Толстой себе не лгал, в его семье так было не принято. Каждая тетрадка дневника была кирпичом в кладке его личности, он выстраивал себя камень за камнем, дневник за дневником. Такая масштабная рефлексия встречается редко, это требует не только большой дисциплины (сами попробуйте начать дневник и не бросить это занятие в суете повседневности), но и личной смелости – вглядеться в собственную физиономию без лести, вынести себя на «суд собственный». Возможно, что наблюдение за жизнью и за собой и привело Толстого в конце 1880-х к тому самому духовному перевороту, который вылился в эклектическую, светско-религиозную идею «толстовства». (Софья Андреевна, а с нею и большинство ее современников, новой доктрины не поняла и не приняла, причем из самых прагматических соображений – прямые следствия из нее угрожали благосостоянию большой семьи, могли лишить ее стабильных источников дохода.)
Тут возникает соблазн покритиковать гения. Вернее, критикуют человека, но достается и его гениальной части, которая от него неотделима, ибо человек не есть дух бесплотный. Как ни удивительно, но Пушкин в том же письме умудрился сказать и об этом: «Толпа жадно читает исповеди, записки etc., потому что в подлости своей радуется унижению высокого, слабостям могущего. При открытии всякой мерзости она в восхищении. Он мал, как мы, он мерзок, как мы! Врете, подлецы: он и мал и мерзок не так, как вы – иначе». Другими словами, поэт предлагает прикладывать к гению другие мерки, поскольку он живет «иначе» – по внутренним законам, не применимым к «толпе». В XX века Давид Самойлов в коротком стихотворении «Вот и все. Смежили очи гении…» тоже пишет о принципиальной недостижимости уровня гениев, отчего голоса «негениев» становятся слышны только тогда, когда великие уходят.
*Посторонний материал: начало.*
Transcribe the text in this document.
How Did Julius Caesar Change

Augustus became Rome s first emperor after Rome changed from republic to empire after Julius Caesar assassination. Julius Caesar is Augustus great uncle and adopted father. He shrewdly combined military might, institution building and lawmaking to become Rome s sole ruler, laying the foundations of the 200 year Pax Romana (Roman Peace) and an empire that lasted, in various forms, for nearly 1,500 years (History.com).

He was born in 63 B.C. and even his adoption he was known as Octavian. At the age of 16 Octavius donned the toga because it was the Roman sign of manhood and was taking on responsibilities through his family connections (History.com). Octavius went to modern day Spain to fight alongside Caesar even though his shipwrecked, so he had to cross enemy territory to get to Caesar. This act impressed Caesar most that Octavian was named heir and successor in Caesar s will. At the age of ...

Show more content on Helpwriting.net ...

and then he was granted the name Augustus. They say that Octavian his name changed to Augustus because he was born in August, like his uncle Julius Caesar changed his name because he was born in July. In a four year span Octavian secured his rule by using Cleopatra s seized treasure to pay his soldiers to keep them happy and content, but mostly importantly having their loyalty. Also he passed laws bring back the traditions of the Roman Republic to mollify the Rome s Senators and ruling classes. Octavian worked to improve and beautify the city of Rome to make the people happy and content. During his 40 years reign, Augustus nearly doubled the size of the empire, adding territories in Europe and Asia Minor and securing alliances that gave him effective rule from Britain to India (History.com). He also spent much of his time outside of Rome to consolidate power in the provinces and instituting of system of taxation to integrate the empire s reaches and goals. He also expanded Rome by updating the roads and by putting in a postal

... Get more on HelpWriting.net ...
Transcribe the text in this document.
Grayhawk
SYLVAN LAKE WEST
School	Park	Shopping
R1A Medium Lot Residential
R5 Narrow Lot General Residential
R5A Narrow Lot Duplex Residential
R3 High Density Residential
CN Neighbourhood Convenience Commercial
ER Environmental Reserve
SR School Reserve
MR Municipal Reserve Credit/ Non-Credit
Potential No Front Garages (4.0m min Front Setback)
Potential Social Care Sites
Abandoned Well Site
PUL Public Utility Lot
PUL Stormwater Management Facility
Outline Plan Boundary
Так что и Толстой, возможно, был «мал и мерзок», но не как все, а – иначе. Чтение же биографий, в том числе книги Басинского, лучше помогает понять объем и глубину личности большого писателя, хотя «Войну и мир», «Анну Каренину», повести и рассказы Толстого, безусловно, можно читать и так, ничего не зная о ранних любовных связях автора, о его диете, увлечении охотой, отношениях с детьми и с женой, духовном перевороте и так далее. Но если в произведениях Толстого вы цените не только сюжет и стиль, но и перспективу, то увлекательно написанные книжки Басинского о Толстом вам точно не повредят.